По Тютчеву, без положительной духовной силы, без живой христианской основы “умаление умственной жизни в обществе неизбежно оборачивается усилением материальных аппетитов и корыстно-эгоистических инстинктов”. Поэтому “существенная задача заключается в том, чтобы Власть сама в достаточной степени удостоверилась в своих идеях, прониклась собственными убеждениями”.
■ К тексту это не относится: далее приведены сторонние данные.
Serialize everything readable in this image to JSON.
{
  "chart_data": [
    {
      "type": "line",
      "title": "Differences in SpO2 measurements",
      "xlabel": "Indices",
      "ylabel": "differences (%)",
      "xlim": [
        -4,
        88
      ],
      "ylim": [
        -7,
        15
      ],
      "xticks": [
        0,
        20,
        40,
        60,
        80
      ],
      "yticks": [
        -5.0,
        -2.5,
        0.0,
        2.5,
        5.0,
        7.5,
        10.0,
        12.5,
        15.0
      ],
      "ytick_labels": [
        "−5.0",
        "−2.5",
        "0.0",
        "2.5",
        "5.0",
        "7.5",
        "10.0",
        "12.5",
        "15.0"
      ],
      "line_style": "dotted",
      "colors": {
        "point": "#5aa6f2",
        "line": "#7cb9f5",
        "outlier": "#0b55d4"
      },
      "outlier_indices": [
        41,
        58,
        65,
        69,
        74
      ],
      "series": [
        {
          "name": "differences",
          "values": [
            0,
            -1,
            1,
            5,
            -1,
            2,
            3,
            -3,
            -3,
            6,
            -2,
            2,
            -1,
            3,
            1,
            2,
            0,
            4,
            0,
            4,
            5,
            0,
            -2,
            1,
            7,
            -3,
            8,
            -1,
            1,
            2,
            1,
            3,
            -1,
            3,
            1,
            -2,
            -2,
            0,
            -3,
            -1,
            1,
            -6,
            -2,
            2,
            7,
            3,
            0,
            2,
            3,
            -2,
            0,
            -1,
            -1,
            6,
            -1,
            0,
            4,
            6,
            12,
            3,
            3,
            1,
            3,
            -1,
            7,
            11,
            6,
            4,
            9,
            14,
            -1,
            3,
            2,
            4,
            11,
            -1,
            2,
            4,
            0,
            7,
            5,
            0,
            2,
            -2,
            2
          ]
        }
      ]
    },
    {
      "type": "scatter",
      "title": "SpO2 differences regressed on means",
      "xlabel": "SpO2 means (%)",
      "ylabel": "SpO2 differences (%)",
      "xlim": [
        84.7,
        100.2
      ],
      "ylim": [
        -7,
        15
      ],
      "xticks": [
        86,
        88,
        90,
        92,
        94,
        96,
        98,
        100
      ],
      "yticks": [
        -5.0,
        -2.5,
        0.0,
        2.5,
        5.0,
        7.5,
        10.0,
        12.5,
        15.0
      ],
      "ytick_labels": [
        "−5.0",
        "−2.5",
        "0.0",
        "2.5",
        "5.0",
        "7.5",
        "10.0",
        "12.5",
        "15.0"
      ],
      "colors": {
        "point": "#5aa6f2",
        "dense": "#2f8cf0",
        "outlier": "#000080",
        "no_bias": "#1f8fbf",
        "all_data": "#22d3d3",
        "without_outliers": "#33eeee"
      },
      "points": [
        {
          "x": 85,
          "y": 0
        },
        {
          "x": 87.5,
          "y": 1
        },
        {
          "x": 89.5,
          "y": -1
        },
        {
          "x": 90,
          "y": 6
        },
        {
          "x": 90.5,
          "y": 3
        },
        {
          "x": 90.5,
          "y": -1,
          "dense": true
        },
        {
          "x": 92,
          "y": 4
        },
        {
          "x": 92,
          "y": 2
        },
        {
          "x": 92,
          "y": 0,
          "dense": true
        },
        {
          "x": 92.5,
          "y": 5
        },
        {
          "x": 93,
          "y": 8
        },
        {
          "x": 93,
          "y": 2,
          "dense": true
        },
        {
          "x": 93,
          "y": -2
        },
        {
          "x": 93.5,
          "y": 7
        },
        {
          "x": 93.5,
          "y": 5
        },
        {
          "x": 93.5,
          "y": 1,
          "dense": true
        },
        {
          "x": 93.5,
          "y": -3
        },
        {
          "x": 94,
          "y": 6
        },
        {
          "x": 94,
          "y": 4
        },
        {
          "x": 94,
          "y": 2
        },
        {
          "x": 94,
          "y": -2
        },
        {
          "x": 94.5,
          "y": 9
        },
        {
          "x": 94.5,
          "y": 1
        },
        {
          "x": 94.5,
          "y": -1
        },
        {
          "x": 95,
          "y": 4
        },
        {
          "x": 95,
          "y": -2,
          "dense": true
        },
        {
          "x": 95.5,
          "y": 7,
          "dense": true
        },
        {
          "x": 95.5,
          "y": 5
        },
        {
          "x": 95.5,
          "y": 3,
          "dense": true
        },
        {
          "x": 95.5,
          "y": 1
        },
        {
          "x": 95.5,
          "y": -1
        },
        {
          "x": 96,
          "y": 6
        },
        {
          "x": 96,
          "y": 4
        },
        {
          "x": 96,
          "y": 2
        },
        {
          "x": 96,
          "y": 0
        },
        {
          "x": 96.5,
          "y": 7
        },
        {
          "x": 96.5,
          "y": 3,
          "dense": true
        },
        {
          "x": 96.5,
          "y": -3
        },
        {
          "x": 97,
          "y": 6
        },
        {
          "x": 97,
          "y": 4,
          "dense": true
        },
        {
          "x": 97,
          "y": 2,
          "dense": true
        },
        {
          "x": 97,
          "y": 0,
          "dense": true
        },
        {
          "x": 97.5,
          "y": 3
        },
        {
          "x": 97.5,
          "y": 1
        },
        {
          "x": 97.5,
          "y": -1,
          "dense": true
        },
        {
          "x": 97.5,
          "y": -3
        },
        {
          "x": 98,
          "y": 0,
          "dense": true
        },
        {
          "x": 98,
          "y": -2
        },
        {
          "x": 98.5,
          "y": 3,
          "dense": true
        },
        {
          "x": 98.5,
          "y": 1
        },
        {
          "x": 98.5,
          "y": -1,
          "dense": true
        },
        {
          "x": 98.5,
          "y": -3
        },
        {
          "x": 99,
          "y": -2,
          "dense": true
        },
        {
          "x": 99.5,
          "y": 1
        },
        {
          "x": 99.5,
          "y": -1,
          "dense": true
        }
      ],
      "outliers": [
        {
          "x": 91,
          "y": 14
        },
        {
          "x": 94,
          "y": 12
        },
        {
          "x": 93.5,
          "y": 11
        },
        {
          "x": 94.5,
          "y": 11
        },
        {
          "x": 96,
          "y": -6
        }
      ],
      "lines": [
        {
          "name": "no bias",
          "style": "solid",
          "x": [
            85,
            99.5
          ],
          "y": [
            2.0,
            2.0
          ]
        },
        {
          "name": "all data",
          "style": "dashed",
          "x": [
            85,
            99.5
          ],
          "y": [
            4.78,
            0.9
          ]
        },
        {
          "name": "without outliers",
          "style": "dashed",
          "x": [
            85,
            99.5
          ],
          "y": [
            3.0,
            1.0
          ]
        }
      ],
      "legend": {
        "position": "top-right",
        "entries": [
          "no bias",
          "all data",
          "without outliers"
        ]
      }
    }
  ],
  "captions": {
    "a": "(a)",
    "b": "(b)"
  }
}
Здесь Тютчев снова проводит свою излюбленную мысль о том, что материальная сила Власти без “идей”, “убеждений”, оживотворяющего Духа иллюзорна и временна. По его убеждению, как “духовенство без Духа есть именно та обуявшая соль, которою солить нельзя и не следует”, так и Власть без глубокого нравственного сознания и примера теряет силу своего воздействия. “…Я говорю не о нравственности ее представителей, — уточняет он в письме А. Д. Блудовой, — более или менее подначальных, и не о нравственности ее внешних органов, составляющих ее руки и ноги… Я говорю о самой власти во всей сокровенности ее убеждений, ее нравственного и религиозного credo, одним словом — во всей сокровенности ее совести”. В противном случае, как писал независимо от Тютчева, но объективно в полном согласии с его углубленной логикой московский митрополит Филарет, “недостатки охранителей обращаются в оружие разрушителей”: “Примечаю и долг имею поставлять во внимание себе и кому могу, что мы много согрешили перед Богом охлаждением к православному благочестию, в чем особенно вредные примеры подаются из высших и образованных сословий, в ослаблении нравственных начал в жизни частной и общественной, в начальствовании, в строе, в области наук и словесности, роскоши и даже в скудости, — пристрастием к чувственным удовольствиям, расслабляющим духовные силы, — подражанием иноземному, большею частью суетному и несродному, чем повреждается характер народа и единство народного духа, — преследованием частной и личной пользы преимущественно перед общею. Умножившиеся грехи привлекают наказание, по реченому: накажет тя отступление твое (Иер. II, 19). Средства против сего: деятельное покаяние, молитвы и исправление. Недостатки охранителей обращаются в оружие разрушителей”.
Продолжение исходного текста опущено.